O Conselho Geral do Instituto Politécnico de Castelo Branco insta o Ministério da Educação, Ciência e Inovação a adotar medidas que integrem fatores de coesão territorial na definição anual das vagas, as quais devem contribuir para a correção das assimetrias entre o litoral e o interior do país, através de regras claras e transparentes.

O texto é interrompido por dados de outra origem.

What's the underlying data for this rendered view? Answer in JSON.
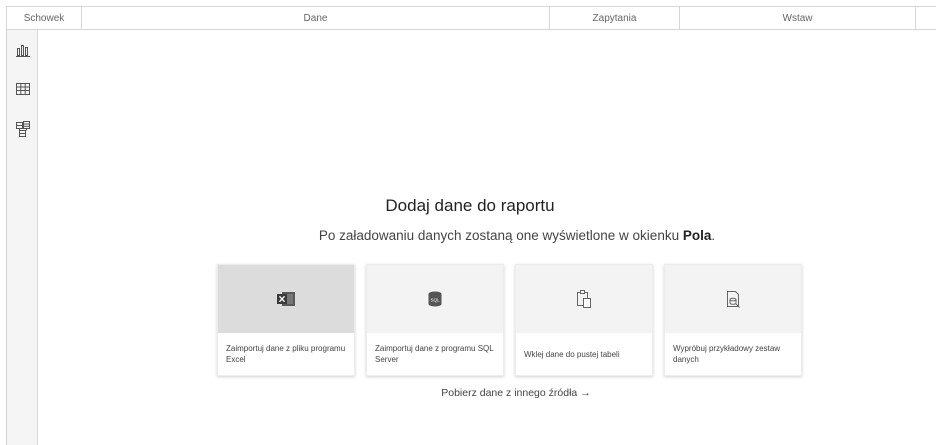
{
  "ribbon": {
    "groups": [
      "Schowek",
      "Dane",
      "Zapytania",
      "Wstaw",
      ""
    ]
  },
  "rail": {
    "views": [
      {
        "name": "report-view",
        "icon": "bar-chart-icon"
      },
      {
        "name": "data-view",
        "icon": "table-grid-icon"
      },
      {
        "name": "model-view",
        "icon": "model-diagram-icon"
      }
    ]
  },
  "canvas": {
    "title": "Dodaj dane do raportu",
    "subtitle_prefix": "Po załadowaniu danych zostaną one wyświetlone w okienku ",
    "subtitle_bold": "Pola",
    "subtitle_suffix": ".",
    "cards": [
      {
        "label": "Zaimportuj dane z pliku programu Excel",
        "icon": "excel-icon"
      },
      {
        "label": "Zaimportuj dane z programu SQL Server",
        "icon": "sql-server-icon"
      },
      {
        "label": "Wklej dane do pustej tabeli",
        "icon": "paste-icon"
      },
      {
        "label": "Wypróbuj przykładowy zestaw danych",
        "icon": "sample-data-icon"
      }
    ],
    "other_source_label": "Pobierz dane z innego źródła",
    "other_source_arrow": "→"
  },
  "colors": {
    "excel_green": "#217346",
    "rail_bg": "#f5f5f5",
    "card_hover_bg": "#dcdcdc"
  }
}
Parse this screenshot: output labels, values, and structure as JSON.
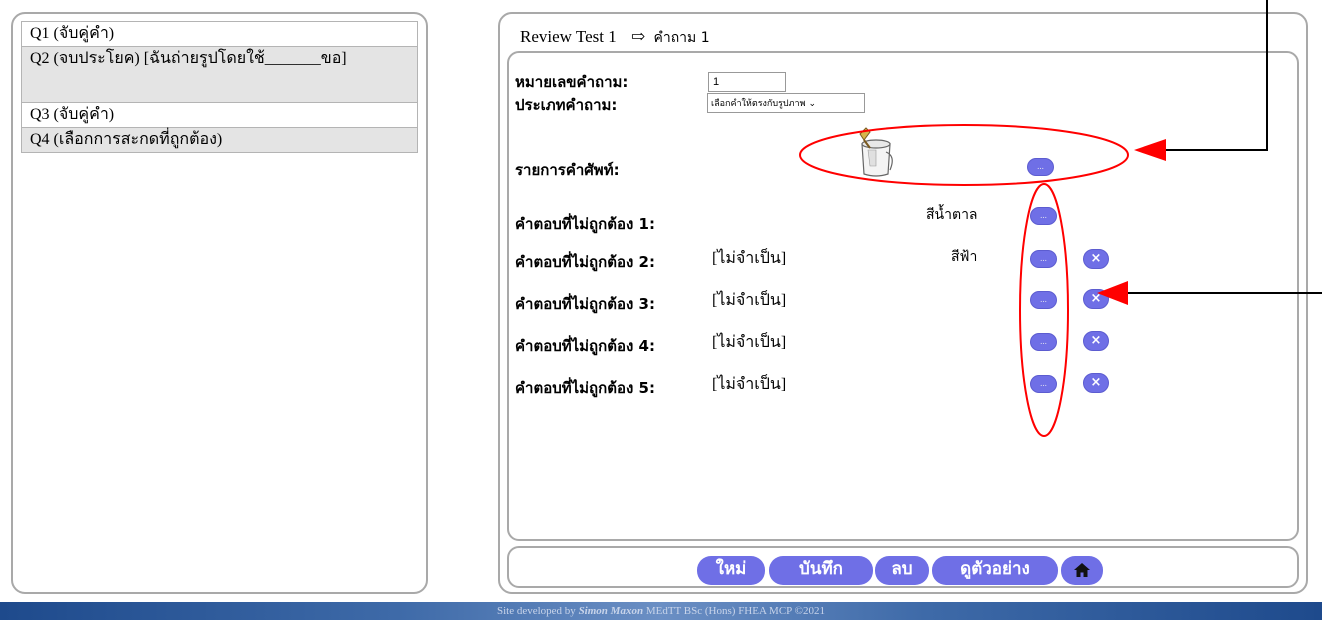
{
  "questions": [
    {
      "label": "Q1 (จับคู่คำ)"
    },
    {
      "label": "Q2 (จบประโยค) [ฉันถ่ายรูปโดยใช้_______ขอ]"
    },
    {
      "label": "Q3 (จับคู่คำ)"
    },
    {
      "label": "Q4 (เลือกการสะกดที่ถูกต้อง)"
    }
  ],
  "editor": {
    "title": "Review Test 1",
    "arrow": "⇨",
    "question_ref": "คำถาม 1",
    "number_label": "หมายเลขคำถาม:",
    "number_value": "1",
    "type_label": "ประเภทคำถาม:",
    "type_value": "เลือกคำให้ตรงกับรูปภาพ",
    "vocab_label": "รายการคำศัพท์:",
    "answers": [
      {
        "label": "คำตอบที่ไม่ถูกต้อง 1:",
        "optional": "",
        "word": "สีน้ำตาล",
        "removable": false
      },
      {
        "label": "คำตอบที่ไม่ถูกต้อง 2:",
        "optional": "[ไม่จำเป็น]",
        "word": "สีฟ้า",
        "removable": true
      },
      {
        "label": "คำตอบที่ไม่ถูกต้อง 3:",
        "optional": "[ไม่จำเป็น]",
        "word": "",
        "removable": true
      },
      {
        "label": "คำตอบที่ไม่ถูกต้อง 4:",
        "optional": "[ไม่จำเป็น]",
        "word": "",
        "removable": true
      },
      {
        "label": "คำตอบที่ไม่ถูกต้อง 5:",
        "optional": "[ไม่จำเป็น]",
        "word": "",
        "removable": true
      }
    ],
    "pick_button": "...",
    "remove_button": "×"
  },
  "toolbar": {
    "new_label": "ใหม่",
    "save_label": "บันทึก",
    "delete_label": "ลบ",
    "preview_label": "ดูตัวอย่าง"
  },
  "footer": {
    "prefix": "Site developed by",
    "name": "Simon Maxon",
    "credentials": "MEdTT  BSc (Hons)  FHEA  MCP  ©2021"
  },
  "colors": {
    "button": "#6f6fe6",
    "annotation": "#ff0000",
    "footer": "#3e6aa8"
  }
}
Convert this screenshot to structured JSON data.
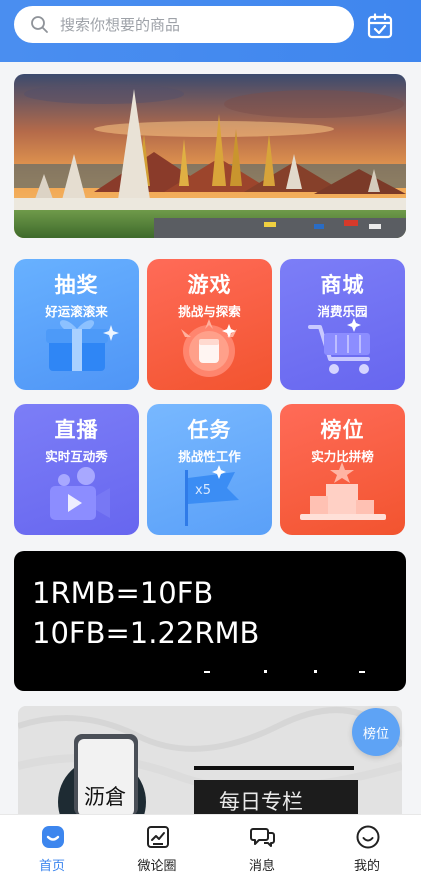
{
  "search": {
    "placeholder": "搜索你想要的商品"
  },
  "tiles": [
    {
      "title": "抽奖",
      "subtitle": "好运滚滚来"
    },
    {
      "title": "游戏",
      "subtitle": "挑战与探索"
    },
    {
      "title": "商城",
      "subtitle": "消费乐园"
    },
    {
      "title": "直播",
      "subtitle": "实时互动秀"
    },
    {
      "title": "任务",
      "subtitle": "挑战性工作",
      "flag_text": "x5"
    },
    {
      "title": "榜位",
      "subtitle": "实力比拼榜"
    }
  ],
  "rate": {
    "line1": "1RMB=10FB",
    "line2": "10FB=1.22RMB"
  },
  "column": {
    "logo_text": "沥倉",
    "title": "每日专栏",
    "badge": "榜位"
  },
  "bottom_nav": [
    {
      "label": "首页",
      "icon": "home-icon",
      "active": true
    },
    {
      "label": "微论圈",
      "icon": "chart-board-icon",
      "active": false
    },
    {
      "label": "消息",
      "icon": "chat-bubbles-icon",
      "active": false
    },
    {
      "label": "我的",
      "icon": "smiley-icon",
      "active": false
    }
  ],
  "colors": {
    "brand_blue": "#3d86ee",
    "tile_blue": "#5aa0f8",
    "tile_red": "#f2542f",
    "tile_purple": "#6766ef"
  }
}
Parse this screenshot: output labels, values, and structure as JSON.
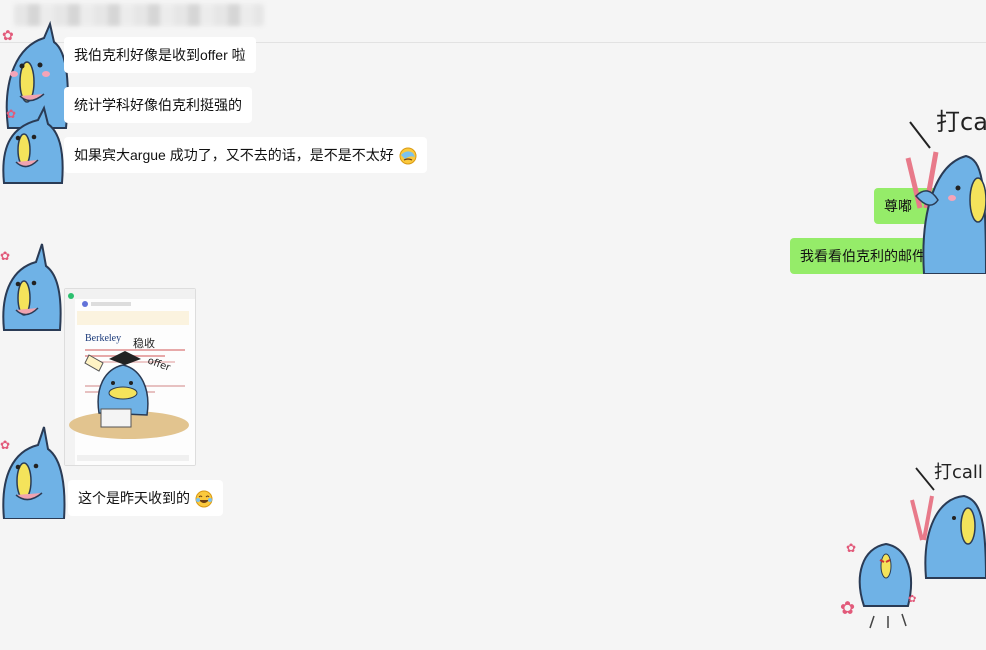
{
  "header": {
    "contact_name_redacted": true
  },
  "messages": {
    "m1": "我伯克利好像是收到offer 啦",
    "m2": "统计学科好像伯克利挺强的",
    "m3": "如果宾大argue 成功了，又不去的话，是不是不太好",
    "m4": "尊嘟",
    "m5": "我看看伯克利的邮件",
    "m6": "这个是昨天收到的"
  },
  "image_message": {
    "brand": "Berkeley",
    "sticker_caption": "稳收",
    "sticker_caption2": "offer"
  },
  "stickers": {
    "dacall_text": "打call"
  },
  "colors": {
    "background": "#f5f5f5",
    "incoming_bubble": "#ffffff",
    "outgoing_bubble": "#95ec69",
    "mascot_blue": "#6fb2e6",
    "mascot_yellow": "#f4e35b"
  }
}
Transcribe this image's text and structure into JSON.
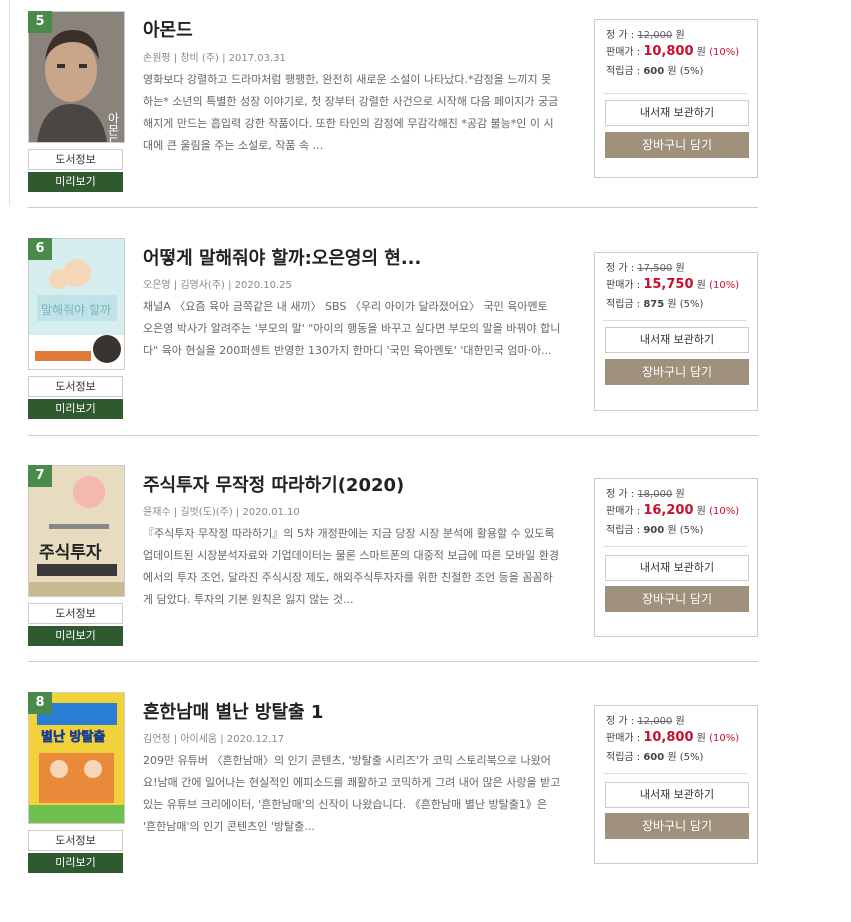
{
  "labels": {
    "book_info": "도서정보",
    "preview": "미리보기",
    "list_price": "정 가 : ",
    "sale_price": "판매가 : ",
    "points": "적립금 : ",
    "won": " 원",
    "add_shelf": "내서재 보관하기",
    "add_cart": "장바구니 담기"
  },
  "books": [
    {
      "rank": "5",
      "title": "아몬드",
      "meta": "손원평 | 창비 (주) | 2017.03.31",
      "desc": "영화보다 강렬하고 드라마처럼 팽팽한, 완전히 새로운 소설이 나타났다.*감정을 느끼지 못하는* 소년의 특별한 성장 이야기로, 첫 장부터 강렬한 사건으로 시작해 다음 페이지가 궁금해지게 만드는 흡입력 강한 작품이다. 또한 타인의 감정에 무감각해진 *공감 불능*인 이 시대에 큰 울림을 주는 소설로, 작품 속 ...",
      "list_price": "12,000",
      "sale_price": "10,800",
      "discount": "(10%)",
      "points": "600",
      "points_rate": "(5%)",
      "cover_bg": "#6b6560",
      "cover_text": "아몬드"
    },
    {
      "rank": "6",
      "title": "어떻게 말해줘야 할까:오은영의 현...",
      "meta": "오은영 | 김영사(주) | 2020.10.25",
      "desc": "채널A 〈요즘 육아 금쪽같은 내 새끼〉 SBS 〈우리 아이가 달라졌어요〉 국민 육아멘토 오은영 박사가 알려주는 '부모의 말' \"아이의 행동을 바꾸고 싶다면 부모의 말을 바꿔야 합니다\" 육아 현실을 200퍼센트 반영한 130가지 한마디 '국민 육아멘토' '대한민국 엄마·아...",
      "list_price": "17,500",
      "sale_price": "15,750",
      "discount": "(10%)",
      "points": "875",
      "points_rate": "(5%)",
      "cover_bg": "#bfe3e6",
      "cover_text": "말해줘야 할까"
    },
    {
      "rank": "7",
      "title": "주식투자 무작정 따라하기(2020)",
      "meta": "윤재수 | 길벗(도)(주) | 2020.01.10",
      "desc": "『주식투자 무작정 따라하기』의 5차 개정판에는 지금 당장 시장 분석에 활용할 수 있도록 업데이트된 시장분석자료와 기업데이터는 물론 스마트폰의 대중적 보급에 따른 모바일 환경에서의 투자 조언, 달라진 주식시장 제도, 해외주식투자자를 위한 친절한 조언 등을 꼼꼼하게 담았다. 투자의 기본 원칙은 잃지 않는 것...",
      "list_price": "18,000",
      "sale_price": "16,200",
      "discount": "(10%)",
      "points": "900",
      "points_rate": "(5%)",
      "cover_bg": "#d9c9a3",
      "cover_text": "주식투자"
    },
    {
      "rank": "8",
      "title": "흔한남매 별난 방탈출 1",
      "meta": "김언정 | 아이세움 | 2020.12.17",
      "desc": "209만 유튜버 〈흔한남매〉의 인기 콘텐츠, '방탈출 시리즈'가 코믹 스토리북으로 나왔어요!남매 간에 일어나는 현실적인 에피소드를 쾌활하고 코믹하게 그려 내어 많은 사랑을 받고 있는 유튜브 크리에이터, '흔한남매'의 신작이 나왔습니다. 《흔한남매 별난 방탈출1》은 '흔한남매'의 인기 콘텐츠인 '방탈출...",
      "list_price": "12,000",
      "sale_price": "10,800",
      "discount": "(10%)",
      "points": "600",
      "points_rate": "(5%)",
      "cover_bg": "#f2d23a",
      "cover_text": "별난 방탈출"
    }
  ]
}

Este é uma das cinco medidas reivindicadas pelo CG do IPCB que também defende que o Governo deve reverter a decisão de aumentar em 5% o número de vagas na 1ª fase do Concurso Nacional de Acesso ao Ensino Superior (face ao ano anterior) em todas as instituições de ensino superior do país e rever o modelo de cálculo de bolsas de ação social.
Igualar a indexação do valor pago, por aluno, às Instituições de Ensino Superior (IES) do subsistema politécnico ao valor pago no subsistema universitário, em termos de cálculo para as verbas de Orçamento de Estado atribuído a cada instituição de ensino superior e a correção o subfinanciamento do Estado às IES localizadas no interior do
país, adotando fatores que promovam a coesão territorial e que tenham em conta as caraterísticas de cada instituição são outras das medidas urgentes que o IPCB reclama.
A moção vai ser enviada ao Ministro da Educação, Ciência e Inovação, aos diferentes grupos parlamentares da Assembleia da República, Presidência da República, autarquias e assembleias municipais do Distrito de Castelo Branco, CCISP, e Comunidades Intermunicipais da Beira Baixa e das Beiras e Serra da Estrela e ACEC – Associação Círculo de Estudos do Centralismo.